No one cause stands alone to account for the various acts of violence and seeming atmosphere of turbulence in our dear nation. Rather, several factors have combined to create this mess.

It is apparent that the citizens no longer have faith in our law enforcing agencies. This recent act of mob action clearly shows that many citizens no longer see our law enforcing agencies as gods in the eyes of men. That position and reputation is long lost and buried. This culminates from the fact that many citizens presume that the law enforcing agencies sometimes fail to restore order and justice in the country.

Several factors combine to create a fertile ground for this unwholesome situation. Hardened criminals who are supposed to be languishing in the corridors of prison are gleefully seen walking on the streets. This act, to a large extent, has infuriated many a citizen making them to think that the police station won’t be able to amicably solve their problem.

This act depicts that our social fabric as a nation is broken. The very things that bind us and identify us as Ghanaians are gradually fading away. The people who are noted for compassion and love are gradually turning into people who have no mercy for their fellow humans.
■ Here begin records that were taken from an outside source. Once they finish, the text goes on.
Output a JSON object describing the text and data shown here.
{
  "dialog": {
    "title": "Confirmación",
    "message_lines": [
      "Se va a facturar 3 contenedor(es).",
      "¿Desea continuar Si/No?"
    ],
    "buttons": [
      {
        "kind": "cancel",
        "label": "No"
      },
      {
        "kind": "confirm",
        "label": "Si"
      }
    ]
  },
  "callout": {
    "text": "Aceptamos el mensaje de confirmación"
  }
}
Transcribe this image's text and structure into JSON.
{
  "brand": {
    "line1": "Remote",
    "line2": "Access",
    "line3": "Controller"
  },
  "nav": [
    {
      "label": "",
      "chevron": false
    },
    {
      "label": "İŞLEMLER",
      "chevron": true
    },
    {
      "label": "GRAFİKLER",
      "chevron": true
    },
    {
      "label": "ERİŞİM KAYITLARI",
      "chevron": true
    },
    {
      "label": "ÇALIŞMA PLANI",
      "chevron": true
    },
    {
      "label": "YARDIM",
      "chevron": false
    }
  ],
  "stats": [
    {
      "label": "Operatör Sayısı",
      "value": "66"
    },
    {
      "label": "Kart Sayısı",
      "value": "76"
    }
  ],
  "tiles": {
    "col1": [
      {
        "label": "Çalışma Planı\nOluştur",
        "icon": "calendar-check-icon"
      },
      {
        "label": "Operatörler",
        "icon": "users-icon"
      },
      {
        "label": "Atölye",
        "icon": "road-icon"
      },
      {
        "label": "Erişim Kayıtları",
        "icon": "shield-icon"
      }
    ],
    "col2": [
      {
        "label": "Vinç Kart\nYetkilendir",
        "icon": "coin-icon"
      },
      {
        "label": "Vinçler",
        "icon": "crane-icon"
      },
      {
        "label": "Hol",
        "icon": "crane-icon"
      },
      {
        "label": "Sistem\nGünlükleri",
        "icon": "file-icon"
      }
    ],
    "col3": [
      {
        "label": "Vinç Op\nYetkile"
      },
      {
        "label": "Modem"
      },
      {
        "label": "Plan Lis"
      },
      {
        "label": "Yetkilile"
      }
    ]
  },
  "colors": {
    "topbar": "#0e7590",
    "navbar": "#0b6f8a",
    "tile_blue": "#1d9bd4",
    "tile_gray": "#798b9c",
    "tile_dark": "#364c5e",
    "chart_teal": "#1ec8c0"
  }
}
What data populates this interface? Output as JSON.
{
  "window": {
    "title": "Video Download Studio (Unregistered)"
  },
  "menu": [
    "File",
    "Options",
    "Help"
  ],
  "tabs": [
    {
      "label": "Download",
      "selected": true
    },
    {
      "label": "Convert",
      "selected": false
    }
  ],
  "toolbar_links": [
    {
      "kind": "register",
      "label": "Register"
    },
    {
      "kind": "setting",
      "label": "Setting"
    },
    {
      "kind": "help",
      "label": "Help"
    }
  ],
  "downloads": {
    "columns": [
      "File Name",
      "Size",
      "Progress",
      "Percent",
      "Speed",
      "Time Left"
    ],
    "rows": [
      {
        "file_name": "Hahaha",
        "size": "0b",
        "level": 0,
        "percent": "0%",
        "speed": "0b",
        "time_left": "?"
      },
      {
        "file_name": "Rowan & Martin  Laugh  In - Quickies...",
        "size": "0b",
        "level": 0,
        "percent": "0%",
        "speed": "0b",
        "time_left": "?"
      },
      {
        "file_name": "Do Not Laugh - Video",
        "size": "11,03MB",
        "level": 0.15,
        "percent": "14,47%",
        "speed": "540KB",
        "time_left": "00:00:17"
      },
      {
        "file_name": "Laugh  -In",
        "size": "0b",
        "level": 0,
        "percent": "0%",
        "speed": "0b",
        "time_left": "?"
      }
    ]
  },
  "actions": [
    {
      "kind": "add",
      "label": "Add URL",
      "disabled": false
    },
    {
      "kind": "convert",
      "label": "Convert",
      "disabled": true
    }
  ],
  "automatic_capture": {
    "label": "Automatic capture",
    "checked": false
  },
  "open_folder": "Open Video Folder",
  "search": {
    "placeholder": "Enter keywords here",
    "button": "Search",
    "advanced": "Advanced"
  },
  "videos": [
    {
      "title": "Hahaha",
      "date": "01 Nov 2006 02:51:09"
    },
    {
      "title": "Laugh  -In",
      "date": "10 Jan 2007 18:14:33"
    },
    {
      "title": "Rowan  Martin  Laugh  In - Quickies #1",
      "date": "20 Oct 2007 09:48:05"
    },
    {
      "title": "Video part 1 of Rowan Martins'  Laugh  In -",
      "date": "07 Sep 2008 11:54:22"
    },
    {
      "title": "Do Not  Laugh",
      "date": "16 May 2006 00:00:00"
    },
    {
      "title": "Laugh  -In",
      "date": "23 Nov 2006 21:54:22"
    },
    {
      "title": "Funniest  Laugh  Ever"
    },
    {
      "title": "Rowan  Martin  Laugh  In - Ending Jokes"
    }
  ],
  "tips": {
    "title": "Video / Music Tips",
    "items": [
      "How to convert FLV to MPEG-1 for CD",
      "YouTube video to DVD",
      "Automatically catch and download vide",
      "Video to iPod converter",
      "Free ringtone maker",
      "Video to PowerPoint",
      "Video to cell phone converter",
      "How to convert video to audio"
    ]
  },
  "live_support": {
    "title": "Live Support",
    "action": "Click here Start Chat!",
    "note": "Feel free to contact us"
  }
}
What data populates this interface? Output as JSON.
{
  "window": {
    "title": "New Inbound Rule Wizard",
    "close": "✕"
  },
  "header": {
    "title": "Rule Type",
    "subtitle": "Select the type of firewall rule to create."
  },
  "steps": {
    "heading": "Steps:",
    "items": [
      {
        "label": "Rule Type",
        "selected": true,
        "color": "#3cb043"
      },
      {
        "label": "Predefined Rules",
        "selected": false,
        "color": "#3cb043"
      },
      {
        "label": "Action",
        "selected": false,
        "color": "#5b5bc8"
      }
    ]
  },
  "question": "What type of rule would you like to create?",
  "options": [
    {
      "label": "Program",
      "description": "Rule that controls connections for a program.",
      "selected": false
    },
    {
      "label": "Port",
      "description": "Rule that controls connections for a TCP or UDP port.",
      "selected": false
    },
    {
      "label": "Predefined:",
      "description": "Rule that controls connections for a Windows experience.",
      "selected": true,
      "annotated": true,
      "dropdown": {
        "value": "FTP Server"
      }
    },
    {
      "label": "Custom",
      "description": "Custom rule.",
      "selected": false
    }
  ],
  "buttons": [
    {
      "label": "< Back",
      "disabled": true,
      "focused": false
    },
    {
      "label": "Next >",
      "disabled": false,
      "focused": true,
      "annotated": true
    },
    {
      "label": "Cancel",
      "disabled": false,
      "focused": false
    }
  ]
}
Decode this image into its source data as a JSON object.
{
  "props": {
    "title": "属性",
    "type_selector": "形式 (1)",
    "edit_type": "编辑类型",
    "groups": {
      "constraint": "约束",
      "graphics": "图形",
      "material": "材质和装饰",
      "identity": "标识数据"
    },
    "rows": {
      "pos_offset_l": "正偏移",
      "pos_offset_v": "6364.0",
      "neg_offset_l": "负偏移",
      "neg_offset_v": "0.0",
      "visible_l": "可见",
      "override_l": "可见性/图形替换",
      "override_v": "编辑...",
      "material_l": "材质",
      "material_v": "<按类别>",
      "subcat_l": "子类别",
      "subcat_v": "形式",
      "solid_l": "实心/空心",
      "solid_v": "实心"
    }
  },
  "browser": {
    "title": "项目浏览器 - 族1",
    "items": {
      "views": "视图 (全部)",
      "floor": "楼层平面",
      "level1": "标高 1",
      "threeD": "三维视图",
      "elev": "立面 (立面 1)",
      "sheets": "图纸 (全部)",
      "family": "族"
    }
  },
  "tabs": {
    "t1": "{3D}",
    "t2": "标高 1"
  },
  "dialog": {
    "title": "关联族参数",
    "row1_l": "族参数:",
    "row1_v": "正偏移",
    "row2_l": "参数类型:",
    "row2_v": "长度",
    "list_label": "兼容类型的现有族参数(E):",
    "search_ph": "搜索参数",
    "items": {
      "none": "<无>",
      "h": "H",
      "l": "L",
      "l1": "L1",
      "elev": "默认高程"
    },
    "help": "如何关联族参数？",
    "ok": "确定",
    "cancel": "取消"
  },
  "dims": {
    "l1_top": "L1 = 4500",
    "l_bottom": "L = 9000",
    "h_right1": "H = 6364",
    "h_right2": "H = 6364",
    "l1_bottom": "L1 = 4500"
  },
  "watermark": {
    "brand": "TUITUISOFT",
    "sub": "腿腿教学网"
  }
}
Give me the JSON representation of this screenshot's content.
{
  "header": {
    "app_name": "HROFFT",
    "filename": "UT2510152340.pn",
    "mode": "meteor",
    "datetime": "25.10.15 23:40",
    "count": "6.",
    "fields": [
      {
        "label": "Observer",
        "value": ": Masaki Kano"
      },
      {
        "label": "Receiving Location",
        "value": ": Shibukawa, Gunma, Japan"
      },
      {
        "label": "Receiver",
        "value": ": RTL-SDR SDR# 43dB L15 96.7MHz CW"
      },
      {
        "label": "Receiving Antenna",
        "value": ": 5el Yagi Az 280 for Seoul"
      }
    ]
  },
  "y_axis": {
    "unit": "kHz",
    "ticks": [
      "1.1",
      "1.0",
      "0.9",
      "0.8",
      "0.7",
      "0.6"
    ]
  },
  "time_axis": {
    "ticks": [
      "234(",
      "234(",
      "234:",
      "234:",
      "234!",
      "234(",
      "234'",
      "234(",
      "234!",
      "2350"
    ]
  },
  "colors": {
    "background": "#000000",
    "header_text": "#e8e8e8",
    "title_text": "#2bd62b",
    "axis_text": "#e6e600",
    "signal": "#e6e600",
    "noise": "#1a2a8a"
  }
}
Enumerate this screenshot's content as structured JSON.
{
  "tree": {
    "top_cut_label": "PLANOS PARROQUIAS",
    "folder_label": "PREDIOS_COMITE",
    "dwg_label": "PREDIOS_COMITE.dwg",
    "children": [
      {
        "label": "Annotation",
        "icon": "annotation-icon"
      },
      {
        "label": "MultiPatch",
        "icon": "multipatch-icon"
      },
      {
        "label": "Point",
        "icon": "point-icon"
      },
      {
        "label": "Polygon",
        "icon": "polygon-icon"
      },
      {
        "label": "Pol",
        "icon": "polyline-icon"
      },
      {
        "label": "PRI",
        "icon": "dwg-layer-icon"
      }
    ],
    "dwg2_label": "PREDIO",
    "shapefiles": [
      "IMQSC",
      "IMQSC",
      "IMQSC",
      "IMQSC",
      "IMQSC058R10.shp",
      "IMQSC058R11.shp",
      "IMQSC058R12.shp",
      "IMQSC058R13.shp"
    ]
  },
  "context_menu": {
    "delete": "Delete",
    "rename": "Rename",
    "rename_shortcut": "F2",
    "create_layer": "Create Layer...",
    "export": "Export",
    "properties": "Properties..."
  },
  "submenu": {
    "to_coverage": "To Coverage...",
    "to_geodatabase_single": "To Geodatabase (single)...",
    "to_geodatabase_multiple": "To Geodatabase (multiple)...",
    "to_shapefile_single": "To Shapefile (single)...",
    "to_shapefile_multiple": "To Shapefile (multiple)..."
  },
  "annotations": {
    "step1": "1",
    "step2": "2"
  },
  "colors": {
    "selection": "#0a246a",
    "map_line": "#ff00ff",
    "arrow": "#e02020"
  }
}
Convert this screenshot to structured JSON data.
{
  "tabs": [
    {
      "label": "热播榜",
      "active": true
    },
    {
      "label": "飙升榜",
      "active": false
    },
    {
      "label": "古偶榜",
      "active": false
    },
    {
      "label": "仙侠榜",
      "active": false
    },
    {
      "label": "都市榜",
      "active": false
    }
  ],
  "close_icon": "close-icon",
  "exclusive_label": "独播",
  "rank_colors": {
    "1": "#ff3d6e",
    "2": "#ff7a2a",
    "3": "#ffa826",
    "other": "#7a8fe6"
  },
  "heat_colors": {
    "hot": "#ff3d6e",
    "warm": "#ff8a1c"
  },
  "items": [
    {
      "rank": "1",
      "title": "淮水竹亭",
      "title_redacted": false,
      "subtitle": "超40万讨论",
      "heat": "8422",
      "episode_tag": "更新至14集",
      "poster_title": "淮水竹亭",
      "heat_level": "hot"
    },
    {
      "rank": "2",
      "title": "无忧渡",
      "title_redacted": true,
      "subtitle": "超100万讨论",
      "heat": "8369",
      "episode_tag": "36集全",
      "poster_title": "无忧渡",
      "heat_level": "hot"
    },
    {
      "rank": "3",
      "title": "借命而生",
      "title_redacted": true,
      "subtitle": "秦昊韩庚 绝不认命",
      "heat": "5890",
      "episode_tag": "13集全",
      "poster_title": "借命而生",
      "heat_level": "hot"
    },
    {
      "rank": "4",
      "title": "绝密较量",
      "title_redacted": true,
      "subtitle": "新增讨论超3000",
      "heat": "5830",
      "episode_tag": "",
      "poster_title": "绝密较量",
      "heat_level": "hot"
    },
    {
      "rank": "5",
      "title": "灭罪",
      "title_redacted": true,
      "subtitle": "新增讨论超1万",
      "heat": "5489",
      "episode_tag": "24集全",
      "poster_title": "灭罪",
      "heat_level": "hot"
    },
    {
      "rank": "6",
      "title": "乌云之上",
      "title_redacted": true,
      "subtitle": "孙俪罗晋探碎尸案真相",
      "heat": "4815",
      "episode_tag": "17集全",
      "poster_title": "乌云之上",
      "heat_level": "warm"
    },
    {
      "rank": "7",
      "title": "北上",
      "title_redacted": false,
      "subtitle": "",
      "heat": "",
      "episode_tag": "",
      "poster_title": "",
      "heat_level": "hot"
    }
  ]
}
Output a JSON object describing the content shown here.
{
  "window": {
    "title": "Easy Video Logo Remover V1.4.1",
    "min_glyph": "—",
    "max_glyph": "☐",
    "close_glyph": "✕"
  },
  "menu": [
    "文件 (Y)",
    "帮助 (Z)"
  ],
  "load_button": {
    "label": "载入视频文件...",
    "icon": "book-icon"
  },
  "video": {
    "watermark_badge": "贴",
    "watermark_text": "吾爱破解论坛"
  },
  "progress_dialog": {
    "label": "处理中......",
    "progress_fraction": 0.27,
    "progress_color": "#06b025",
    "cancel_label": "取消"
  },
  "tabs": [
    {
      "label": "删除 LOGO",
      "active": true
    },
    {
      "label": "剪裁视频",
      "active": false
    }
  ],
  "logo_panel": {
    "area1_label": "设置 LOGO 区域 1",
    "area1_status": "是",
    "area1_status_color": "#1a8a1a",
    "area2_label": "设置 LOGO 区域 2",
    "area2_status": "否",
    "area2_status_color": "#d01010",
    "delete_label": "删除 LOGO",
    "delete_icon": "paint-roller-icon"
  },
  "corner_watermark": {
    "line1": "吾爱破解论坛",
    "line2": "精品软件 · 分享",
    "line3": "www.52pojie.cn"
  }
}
All hell has broken loose on earth because the trust the masses reposed in the leaders and the law enforcing agencies is long gone. To the average Ghanaian, the security agencies are inept and corrupt.

This is nothing good to write home about because our dear nation is gradually being ripped off of its collective conscience and morality.

Over the years, many Ghanaians have grown bitter and sour to the extent that we are gradually metamorphosing into some sort of people. With cannibalistic instincts of a lion and the destructive strength of an elephant, we devour our fellow human beings without any mercy or regrets. If a human being can be lynched to death, It is therefore imperative for one to posit that Ghana is not immune to the acts of war as seen in other countries like Sierra Leone, Liberia and Ivory Coast. We are not at peace. These anti-social acts, if not curtailed, have ample power to cripple the hard-won reputation of our dear nation and even render Ghana as a ghost nation.

All hands should be on deck in the crusade to wage a successful war against these acts of violence. Measures should be adopted to restore the lost trust in our law enforcing agencies. The citizens should be able to take suspected thieves to the police stations being rest assured that the law will take its due cause.

For this to see the light of the day, the law enforcing agencies would have to be alive to their responsibilities as the torch bearers of the nation. Apart from effectively enforcing the law, they should live lives worthy of emulation. They should lead lives beyond reproach and show themselves to society as good role models who are not above the law. The old Ghanaian fabricated adage which says “a police man does not arrest himself” should be eschewed.

Without any shilly shallying, the law enforcing Agencies should come out with stringent measures against people who involve in the act of mob action. The perpetrators of such heinous crime should not be allowed to go scot free. They should be made to dance to the rhythm of their own tune.

Also, every effort should be made by the government, non-governmental organizations and religious institutions to embark on a moral revolution of the citizens of our country through effective and powerful education campaigns aimed at exposing the citizens to the dangers of mob action.

A challenge and a clarion call is therefore issued to the religious institutions to redouble their efforts in their bid to help the nation have morally upright individuals whose sole aim is ensuring peace and tranquillity on earth .

With these measures being implemented, acts of violence, if not completely eradicated, would be reduced to the barest minimum. Until then, we as Ghanaians will continue to canonize our demons and vilify our saints and heroes.

I rest my case.
My condolences to the family of the late Captain. Ghana loves you to a fault.